Eulah searched up into the young man’s face. “You do?” she asked softly.
“Sure. You think old George in there thinks book collecting’s a worthy pursuit?” Harry laughed with dismissive candor. “No, sir. Not when I could go into transportation, or finance. Or anything else, when you come down to it, that’s not spending his hard-earned money on books nobody wants to read. He’ll make me give it up eventually.”
Eulah placed her hand over his on her arm. “But you’re good at it, aren’t you?” she asked.
“Why, I guess it doesn’t matter if I’m any good at it or not.” He glowered. “My father thinks it’s frivolous, and that’s all there is to it. But that’s to be expected, I think.”
He turned his gaze down to Eulah’s face.
“Is it?”
“It’s the way of all things, from what I can tell,” he said. “A man works hard. Makes something of himself in business. He marries the right woman, who’ll help him achieve his goals. He has children. He wants those children to achieve the way that he achieved. But instead they develop arcane interests that take up their time an
d attention, and have no use in business. I try to tell him, you know, it could be worse. I could fence.

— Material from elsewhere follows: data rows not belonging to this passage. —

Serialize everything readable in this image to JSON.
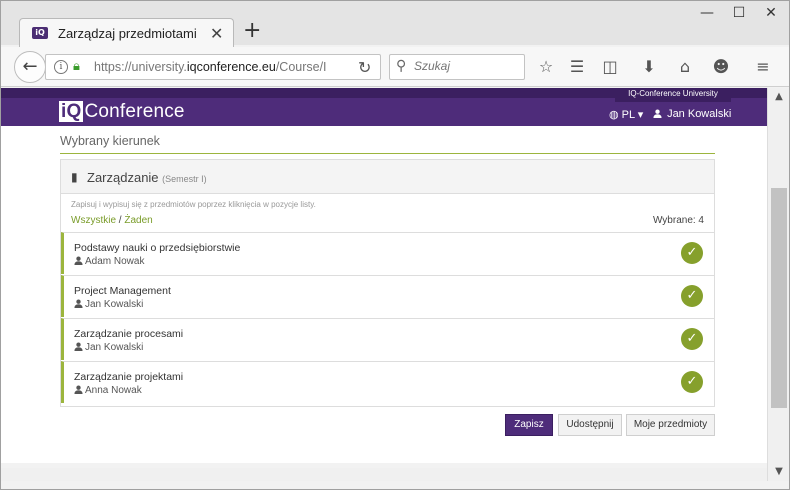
{
  "browser": {
    "tab_title": "Zarządzaj przedmiotami",
    "tab_favicon_text": "iQ",
    "new_tab_symbol": "+",
    "url_prefix": "https://university.",
    "url_domain": "iqconference.eu",
    "url_path": "/Course/I",
    "search_placeholder": "Szukaj",
    "window_controls": {
      "minimize": "—",
      "maximize": "☐",
      "close": "✕"
    }
  },
  "site": {
    "logo_iq": "iQ",
    "logo_text": "Conference",
    "university_badge": "IQ-Conference University",
    "language": "PL",
    "user_name": "Jan Kowalski"
  },
  "content": {
    "section_title": "Wybrany kierunek",
    "panel": {
      "title": "Zarządzanie",
      "subtitle": "(Semestr I)",
      "hint": "Zapisuj i wypisuj się z przedmiotów poprzez kliknięcia w pozycje listy.",
      "select_all": "Wszystkie",
      "separator": "/",
      "select_none": "Żaden",
      "selected_label": "Wybrane: 4"
    },
    "courses": [
      {
        "name": "Podstawy nauki o przedsiębiorstwie",
        "teacher": "Adam Nowak",
        "selected": true
      },
      {
        "name": "Project Management",
        "teacher": "Jan Kowalski",
        "selected": true
      },
      {
        "name": "Zarządzanie procesami",
        "teacher": "Jan Kowalski",
        "selected": true
      },
      {
        "name": "Zarządzanie projektami",
        "teacher": "Anna Nowak",
        "selected": true
      }
    ],
    "buttons": {
      "save": "Zapisz",
      "share": "Udostępnij",
      "my_courses": "Moje przedmioty"
    }
  },
  "colors": {
    "brand_purple": "#4e2c7a",
    "accent_green": "#86a02c"
  }
}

I could race yachts, which is basically like standing in the bath and tearing up hundred-dollar bills for fun. Instead, I research and collect rare books. I’m persuaded there’s a value to my passion. But he’ll probably never see it that way.”
“You should meet my brother.” Eulah smiled ruefully. “He’s in the same boat as you. Only he doesn’t have your drive, I don’t think.”
“What does he do?” Harry murmured, moving his nose behind her ear. A chill gust blew over them from across the ocean surface. Eulah shivered.
“He plays cards,” Eulah said, gazing into the middle distance.
“And?” Harry asked, lips distractingly close to Eulah’s neck. She felt his breath against her skin.
“And, he plays more cards.”
“That’s all?”
“Well, in theory he’s going to school.” She chuckled. Her skin tingled whenever he brushed against it. Her eyes traveled up to the night sky, an impossibly black and moonless night, the stars like tiny points of shattered crystal scattered over a dark velvet cloak. She thought she had never seen a night as dark as this one. It was a formless void, this darkness. She felt that the steamship, massive as it was, was just a tiny point of life alone in the middle of a giant universe. The feeling made her stomach roll over, uneasy.
“Maybe,” Harry murmured, “he just hasn’t found his right calling yet.”
“Maybe,” she said. Her eyes drifted closed. For a time she was aware of nothing but the frigid air on her skin, bringing the blood to her cheeks, and the warmth of Harry’s hands on her waist. At length he spoke.
“And what are your plans, I wonder, Miss Allston?”
“Me?” She laughed, leaning into his chest. “At this point my only plan is to dance a little more. With you.”
He grinned. “Then that’s what we shall do. And not a minute too soon, because it’s far too cold to stay out here!”